Metro Weekly

Kentucky judge calls gay marriage an “oxymoron,” like “jumbo shrimp”

Judge Tim Philpot unleashes a barrage of comments demonstrating his opposition to same-sex marriage

Tim Philpot - Photo: JudgeZBook.com
Tim Philpot – Photo: JudgeZBook.com

A judge in Kentucky who regularly presides over gay adoption cases has attacked homosexuality and the U.S. Supreme Court’s decision last year to legalize same-sex marriage.

Fayette Circuit Family Court Judge Tim Philpot, a former state senator, said that same-sex marriage is an “oxymoron,” like “jumbo shrimp” or a “magnificent Chihuahua,” according to the Louisville Courier-Journal.  

Philpot made the comments on Sept. 8 while addressing a gathering of the Francis Asbury Society, an ultra-conservative religious organization, in Wilmore, Ky. He had agreed to speak in order to promote his new novel, Judge Z: Irretrievably Broken, which laments the fact that fewer straight people are choosing to get married.

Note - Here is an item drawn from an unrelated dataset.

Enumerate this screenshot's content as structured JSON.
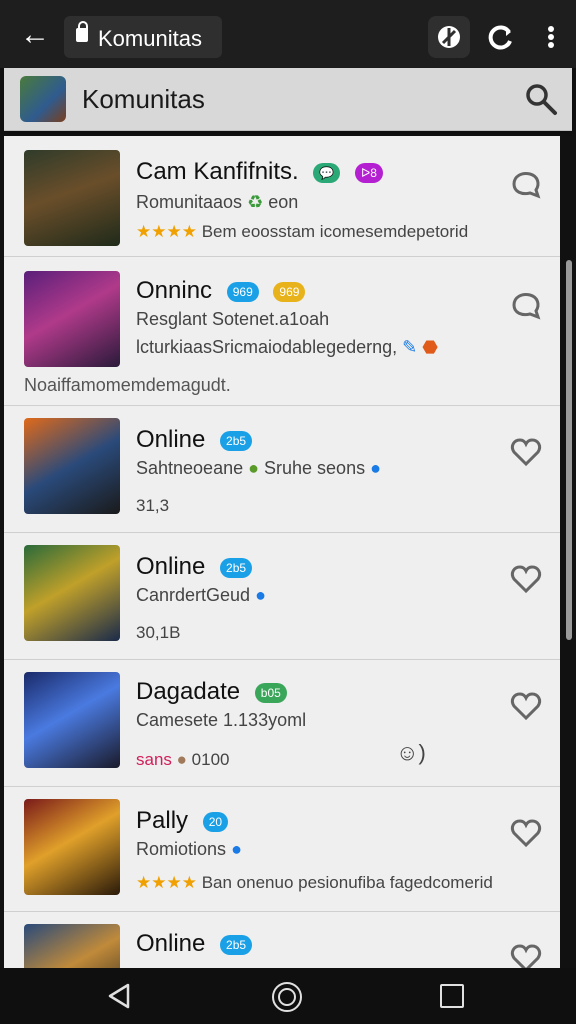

In his comments, which were caught on video, Philpot insisted that he loves homosexuals, but said their relationships are “sterile” and “just entertainment.”

He particularly focused on criticizing the Supreme Court for its June 2015 decision that legalized same-sex marriage throughout the country. He called it “pretty close to insane” and warned that “there is no question that polygamy is on the way.”

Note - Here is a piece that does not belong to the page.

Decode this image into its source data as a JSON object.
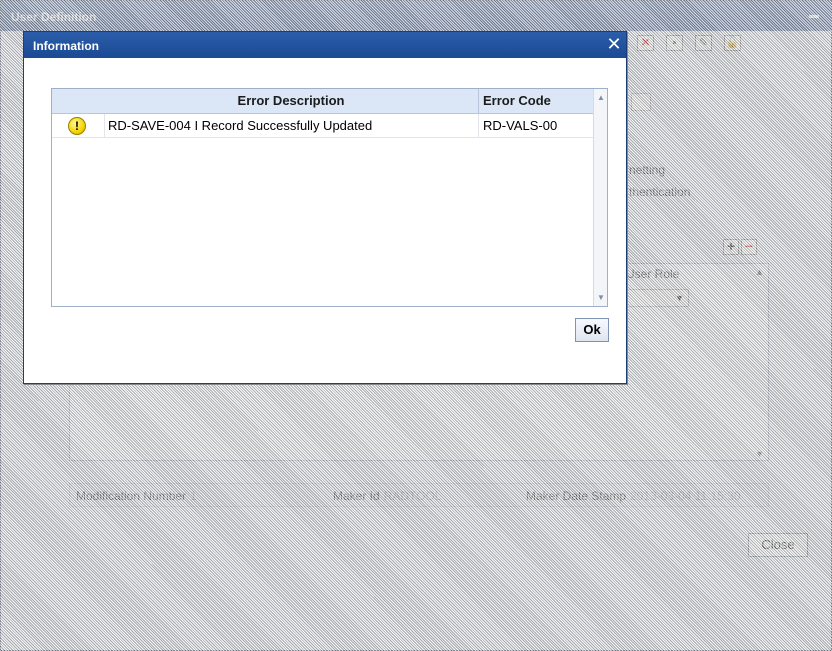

Philpot was offended by the decision because the court said “there is no rational basis for you to think that marriage is between a man and a woman.”

“The Supreme Court telling me I’m irrational — I’m sort of offended by that,” he said. “Now, if my wife wants to tell me that, it is very often true.”

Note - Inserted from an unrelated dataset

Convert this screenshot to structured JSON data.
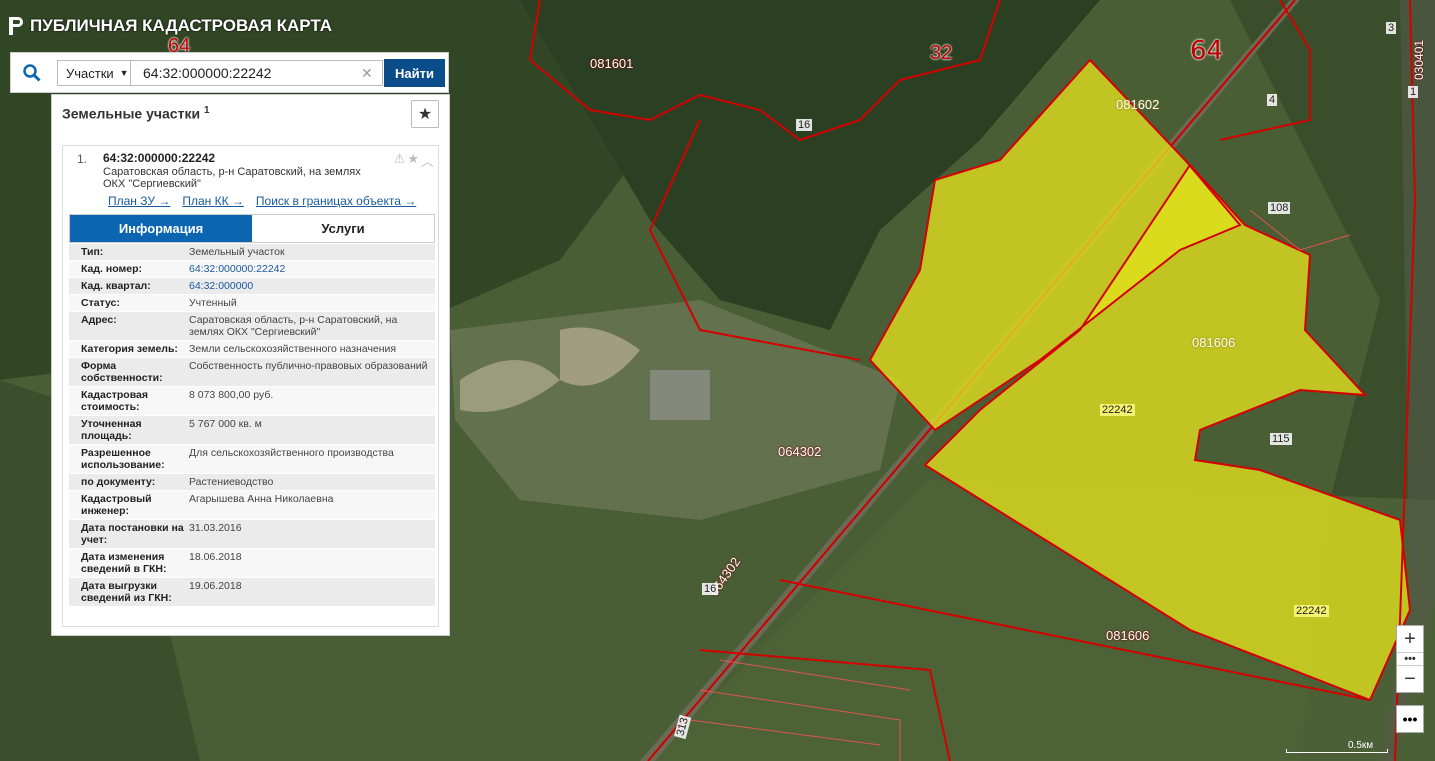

While Philpot said that “homosexual sin” is no worse than “heterosexual sin,” he worried that the worst effect of legalizing gay marriage was it effect on children, who might question their sexuality because of it.

“Now kids not only have to decide which girl to date, or which boy to date, they’ve got to decide which gender to date,” he said. “There is not a 12-year-old or 13-year-old or 14-year-old in Fayette County, Ky., that doesn’t have to decide ‘Am I gay or am I straight?’ Man, I’m telling you, that is some kind of abuse.”

Philpot also blames the legalization of same-sex marriage for affecting friendships between straight men, including his own.

“I meet with men four or five times a week and we hug; we love each other at a certain level,” he said. “I don’t hug the way I used to.”

Philpot even bemoaned that the LGBT rights movement had “stolen” one of the Bible’s greatest symbols, the rainbow, saying: “I’m gonna put one on the back of my car because I’m not going to let them steal it.”

Chris Hartman, the director of the Fairness Campaign, Kentucky’s major LGBT organization, said in an email that Philpot “clearly has a fundamental misunderstanding of what it means to be LGBT, chalking it up to some arbitrary choice children must make. Personally, I would never want Mr. Philpot making decisions about my family, given the fact he has deep disrespect for LGBT people and their families.”

But Philpot told the Courier-Journal that even though his views were shaped by his religious faith, he has been fair to all people who appear in his courtroom, including LGBT people. Several lawyers who have represented gay clients in Philpot’s court back up the judge’s contention that he has been fair-minded.  

Keith Elston, one of those lawyers, said Philpot has asked “a few more questions of gay and lesbian clients than he asks to some of the straight clients I have had,” but that none of them were “out of bounds or appear to reflect his personal biases.”